Prigozhin is too notorious a figure to aspire to become president himself, but he can play a role of a kingmaker – his anti-elitist sentiment and an image of warrior masculinity find traction in Russia’s depressive towns, low-skilled working class and prison populations.
In a scenario of increased power for Prigozhin and Russia’s ‘party of war’, the version of the war in Ukraine that we have seen so far – a distant conflict playing out on Russian TV screens while the lives of many ordinary people continue regardless – would be over.
Each Russian citizen would have to contribute on the battlefield or in the workplace and abandon their personal plans, hopes and dreams. If Russia’s patriotic political forces can offer a convincing example of living by the values they preach (perhaps by sending their own children into the heat of battle, which nobody among the current leadership has shown a willingness to do), then war would become the norm.
At this point, it might be useful to recall the lessons of history: the social consequences in Germany following the end of the First World War, a civil war and a bitter peace, out of which grew the Freikorps, fascism and the Nazi terror.
And then there’s Crimea
Finally, no Russian president, however keen they are to mend relations with the West, would be willing to part with Crimea. (This is one area where Elon Musk, who suggested that Russia should retain Crimea, may have a point.)
Based on my own conversations with many Russians (including members of the opposition), people’s intense emotional attachment to Crimea means that only an existential threat to the very survival of the country would outweigh its potential loss. The offer of access to global financial markets is not enough.
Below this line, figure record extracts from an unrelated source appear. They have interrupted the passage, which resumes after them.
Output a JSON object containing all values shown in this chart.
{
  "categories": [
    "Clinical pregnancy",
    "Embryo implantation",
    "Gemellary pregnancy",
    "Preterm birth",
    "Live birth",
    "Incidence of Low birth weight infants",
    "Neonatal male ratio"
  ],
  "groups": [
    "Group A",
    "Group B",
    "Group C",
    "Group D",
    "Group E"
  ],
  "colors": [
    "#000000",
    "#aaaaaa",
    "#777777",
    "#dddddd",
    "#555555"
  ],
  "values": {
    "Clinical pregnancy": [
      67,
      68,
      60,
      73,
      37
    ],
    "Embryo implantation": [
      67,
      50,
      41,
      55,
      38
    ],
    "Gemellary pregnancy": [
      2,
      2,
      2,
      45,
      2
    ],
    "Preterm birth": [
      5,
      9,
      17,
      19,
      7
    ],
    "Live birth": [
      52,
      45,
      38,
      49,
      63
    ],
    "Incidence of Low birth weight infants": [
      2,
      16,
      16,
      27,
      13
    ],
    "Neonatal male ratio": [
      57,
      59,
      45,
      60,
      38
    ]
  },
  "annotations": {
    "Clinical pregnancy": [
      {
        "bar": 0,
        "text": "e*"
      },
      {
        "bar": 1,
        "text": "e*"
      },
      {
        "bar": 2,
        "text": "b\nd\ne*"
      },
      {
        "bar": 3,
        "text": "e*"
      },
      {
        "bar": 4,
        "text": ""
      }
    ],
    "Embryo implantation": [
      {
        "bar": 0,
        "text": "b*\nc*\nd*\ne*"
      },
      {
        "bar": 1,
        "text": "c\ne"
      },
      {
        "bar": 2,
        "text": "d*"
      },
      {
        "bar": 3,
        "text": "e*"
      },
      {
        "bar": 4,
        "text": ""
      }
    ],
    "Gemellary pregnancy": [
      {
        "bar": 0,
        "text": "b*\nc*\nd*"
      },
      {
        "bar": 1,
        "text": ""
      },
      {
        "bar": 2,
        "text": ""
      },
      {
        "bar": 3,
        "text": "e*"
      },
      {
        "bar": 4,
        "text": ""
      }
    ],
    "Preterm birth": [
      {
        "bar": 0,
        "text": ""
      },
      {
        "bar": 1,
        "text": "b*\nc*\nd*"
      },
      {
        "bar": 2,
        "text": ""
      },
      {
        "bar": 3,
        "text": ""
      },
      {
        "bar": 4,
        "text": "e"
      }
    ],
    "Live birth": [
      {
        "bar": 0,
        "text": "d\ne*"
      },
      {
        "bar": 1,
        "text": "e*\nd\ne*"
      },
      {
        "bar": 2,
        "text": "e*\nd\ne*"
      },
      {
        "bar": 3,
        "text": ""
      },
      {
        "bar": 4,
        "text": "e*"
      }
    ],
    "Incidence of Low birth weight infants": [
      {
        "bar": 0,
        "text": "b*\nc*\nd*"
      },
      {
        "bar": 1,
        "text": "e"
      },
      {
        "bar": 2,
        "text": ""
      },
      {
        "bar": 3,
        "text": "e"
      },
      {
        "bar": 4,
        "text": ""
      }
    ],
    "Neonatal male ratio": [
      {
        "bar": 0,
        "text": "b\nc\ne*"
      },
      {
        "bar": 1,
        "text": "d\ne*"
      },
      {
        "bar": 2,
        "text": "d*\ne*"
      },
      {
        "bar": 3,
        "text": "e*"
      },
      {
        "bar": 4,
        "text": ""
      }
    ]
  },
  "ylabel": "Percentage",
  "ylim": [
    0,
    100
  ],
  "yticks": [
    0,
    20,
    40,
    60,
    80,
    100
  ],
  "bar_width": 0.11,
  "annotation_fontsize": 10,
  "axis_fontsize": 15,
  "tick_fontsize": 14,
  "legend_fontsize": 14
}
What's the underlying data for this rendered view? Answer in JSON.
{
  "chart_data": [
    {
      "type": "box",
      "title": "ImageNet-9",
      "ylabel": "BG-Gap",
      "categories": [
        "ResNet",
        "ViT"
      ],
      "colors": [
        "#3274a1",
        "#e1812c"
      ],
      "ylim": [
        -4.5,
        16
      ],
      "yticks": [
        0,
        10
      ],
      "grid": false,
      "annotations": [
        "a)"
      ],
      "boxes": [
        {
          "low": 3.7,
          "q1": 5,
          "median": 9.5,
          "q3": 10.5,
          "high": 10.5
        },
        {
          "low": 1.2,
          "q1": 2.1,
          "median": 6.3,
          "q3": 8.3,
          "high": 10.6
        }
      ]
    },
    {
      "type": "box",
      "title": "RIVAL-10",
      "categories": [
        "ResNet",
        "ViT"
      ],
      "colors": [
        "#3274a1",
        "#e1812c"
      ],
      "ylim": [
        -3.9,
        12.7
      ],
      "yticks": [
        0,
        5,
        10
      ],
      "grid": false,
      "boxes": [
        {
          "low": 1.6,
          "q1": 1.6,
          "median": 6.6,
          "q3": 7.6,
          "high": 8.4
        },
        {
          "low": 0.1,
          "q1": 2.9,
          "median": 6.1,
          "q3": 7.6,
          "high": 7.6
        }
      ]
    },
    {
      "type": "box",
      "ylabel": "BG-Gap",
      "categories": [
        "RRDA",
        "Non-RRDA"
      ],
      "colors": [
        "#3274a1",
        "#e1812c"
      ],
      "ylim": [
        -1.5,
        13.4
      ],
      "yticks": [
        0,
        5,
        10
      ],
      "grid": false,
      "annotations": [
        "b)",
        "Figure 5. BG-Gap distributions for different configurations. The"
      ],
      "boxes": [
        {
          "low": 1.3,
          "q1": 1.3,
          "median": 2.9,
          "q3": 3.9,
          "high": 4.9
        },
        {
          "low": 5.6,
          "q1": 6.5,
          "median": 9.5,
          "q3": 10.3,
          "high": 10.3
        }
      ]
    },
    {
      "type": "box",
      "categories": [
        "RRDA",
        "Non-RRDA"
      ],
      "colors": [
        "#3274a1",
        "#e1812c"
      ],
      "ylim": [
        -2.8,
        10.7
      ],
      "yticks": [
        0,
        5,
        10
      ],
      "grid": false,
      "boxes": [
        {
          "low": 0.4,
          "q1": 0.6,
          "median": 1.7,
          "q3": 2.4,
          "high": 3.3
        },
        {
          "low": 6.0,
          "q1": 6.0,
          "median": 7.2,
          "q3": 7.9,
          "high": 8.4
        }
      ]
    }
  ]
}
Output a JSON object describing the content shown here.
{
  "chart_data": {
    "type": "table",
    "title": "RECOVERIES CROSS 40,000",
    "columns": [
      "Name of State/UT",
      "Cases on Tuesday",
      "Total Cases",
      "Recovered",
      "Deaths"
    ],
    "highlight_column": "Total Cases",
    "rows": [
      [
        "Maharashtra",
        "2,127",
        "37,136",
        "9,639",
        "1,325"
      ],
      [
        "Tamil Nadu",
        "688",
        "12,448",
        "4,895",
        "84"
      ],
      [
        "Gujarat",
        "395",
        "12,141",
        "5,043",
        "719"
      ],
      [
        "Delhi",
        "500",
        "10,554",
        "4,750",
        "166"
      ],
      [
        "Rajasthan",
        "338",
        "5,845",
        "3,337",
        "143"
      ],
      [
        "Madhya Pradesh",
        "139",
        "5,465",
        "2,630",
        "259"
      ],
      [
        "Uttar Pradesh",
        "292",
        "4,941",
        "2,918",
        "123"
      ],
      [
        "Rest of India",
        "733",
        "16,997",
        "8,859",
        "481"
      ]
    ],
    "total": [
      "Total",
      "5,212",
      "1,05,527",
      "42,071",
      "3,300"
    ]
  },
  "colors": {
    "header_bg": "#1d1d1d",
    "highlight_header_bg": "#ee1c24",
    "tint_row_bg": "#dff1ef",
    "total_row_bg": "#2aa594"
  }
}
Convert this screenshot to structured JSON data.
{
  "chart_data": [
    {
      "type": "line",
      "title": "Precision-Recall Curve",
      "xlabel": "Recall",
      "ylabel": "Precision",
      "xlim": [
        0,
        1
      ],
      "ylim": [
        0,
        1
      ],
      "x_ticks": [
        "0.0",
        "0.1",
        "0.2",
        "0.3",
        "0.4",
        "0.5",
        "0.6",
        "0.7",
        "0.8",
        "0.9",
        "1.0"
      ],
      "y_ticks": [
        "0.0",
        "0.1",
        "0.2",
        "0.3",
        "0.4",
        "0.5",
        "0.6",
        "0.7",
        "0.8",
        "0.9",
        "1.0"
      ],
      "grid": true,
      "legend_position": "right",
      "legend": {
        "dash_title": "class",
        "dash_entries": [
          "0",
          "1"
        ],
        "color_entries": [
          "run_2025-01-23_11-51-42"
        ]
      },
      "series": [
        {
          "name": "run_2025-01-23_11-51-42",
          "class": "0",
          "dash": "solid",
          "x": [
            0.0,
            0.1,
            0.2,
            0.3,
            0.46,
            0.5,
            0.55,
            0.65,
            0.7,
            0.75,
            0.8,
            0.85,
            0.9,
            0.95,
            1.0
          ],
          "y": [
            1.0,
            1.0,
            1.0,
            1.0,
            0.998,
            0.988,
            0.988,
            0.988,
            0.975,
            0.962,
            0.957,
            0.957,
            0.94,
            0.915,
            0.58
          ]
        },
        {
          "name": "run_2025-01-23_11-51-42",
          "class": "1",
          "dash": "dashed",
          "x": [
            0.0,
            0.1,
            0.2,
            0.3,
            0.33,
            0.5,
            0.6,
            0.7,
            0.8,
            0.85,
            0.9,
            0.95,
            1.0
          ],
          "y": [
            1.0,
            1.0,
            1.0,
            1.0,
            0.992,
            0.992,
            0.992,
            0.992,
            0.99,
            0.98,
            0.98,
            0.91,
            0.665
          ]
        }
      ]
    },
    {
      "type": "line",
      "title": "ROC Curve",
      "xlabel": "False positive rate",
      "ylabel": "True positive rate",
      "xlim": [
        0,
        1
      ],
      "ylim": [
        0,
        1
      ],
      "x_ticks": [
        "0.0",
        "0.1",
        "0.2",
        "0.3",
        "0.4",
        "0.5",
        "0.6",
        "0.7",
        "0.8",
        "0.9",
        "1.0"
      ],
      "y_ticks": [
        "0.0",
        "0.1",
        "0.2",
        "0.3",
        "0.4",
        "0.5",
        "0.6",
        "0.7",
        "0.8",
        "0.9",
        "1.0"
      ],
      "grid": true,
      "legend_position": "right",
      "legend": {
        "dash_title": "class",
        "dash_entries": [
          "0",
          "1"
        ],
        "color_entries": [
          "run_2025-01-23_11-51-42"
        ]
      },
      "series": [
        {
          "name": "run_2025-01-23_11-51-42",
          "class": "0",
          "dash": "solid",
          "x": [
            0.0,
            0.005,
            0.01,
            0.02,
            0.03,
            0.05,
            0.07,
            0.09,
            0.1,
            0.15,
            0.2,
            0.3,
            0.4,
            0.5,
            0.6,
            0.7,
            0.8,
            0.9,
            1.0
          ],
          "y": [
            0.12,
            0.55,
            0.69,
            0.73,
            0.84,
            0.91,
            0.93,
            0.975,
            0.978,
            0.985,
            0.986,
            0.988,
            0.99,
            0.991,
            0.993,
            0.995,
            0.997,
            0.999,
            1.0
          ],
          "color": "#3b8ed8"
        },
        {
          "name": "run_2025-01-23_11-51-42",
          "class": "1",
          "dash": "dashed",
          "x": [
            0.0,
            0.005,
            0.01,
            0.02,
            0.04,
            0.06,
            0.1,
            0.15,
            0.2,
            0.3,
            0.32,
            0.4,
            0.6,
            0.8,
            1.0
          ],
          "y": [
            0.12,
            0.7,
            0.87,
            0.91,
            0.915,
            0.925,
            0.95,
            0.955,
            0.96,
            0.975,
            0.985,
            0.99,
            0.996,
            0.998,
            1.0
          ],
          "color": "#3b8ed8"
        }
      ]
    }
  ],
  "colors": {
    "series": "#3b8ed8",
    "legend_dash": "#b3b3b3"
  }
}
Not only the leadership but also many members of Russian society are prepared to bear huge costs for the sake of retaining Crimea. The Ukrainian position – that it must control Crimea – does not leave a Russian leadership with any other option but to continue the war.
Waiting for a ‘Russia after Putin’ is like waiting for Godot. A leadership change is not imminent, nor does it open any chances for peace. Instead, we face the prospect of a long-term Syria 2.0 scenario, one that would drain both Ukraine and Russia, and in which there will be no winners.
Politically, the war is already lost for Russia, regardless of developments on the battlefield. Putin is responsible for starting it; it would be consoling if he were forced to face the consequences of his actions. Yet, so far, we have little reason to believe that will happen. There is no easy escape from the tragedy.
To enable sober forward thinking, it is essential to part with the illusion that a ‘Russia without Putin’ is around the corner and will fundamentally be better. If we are not prepared to deal with Russia as it is – as opposed to what it should be – with Putin being part of the package, we should envisage years of warfare in Ukraine.
And we should start thinking about the effects of a long war upon Europe, on our own societies and how they will respond.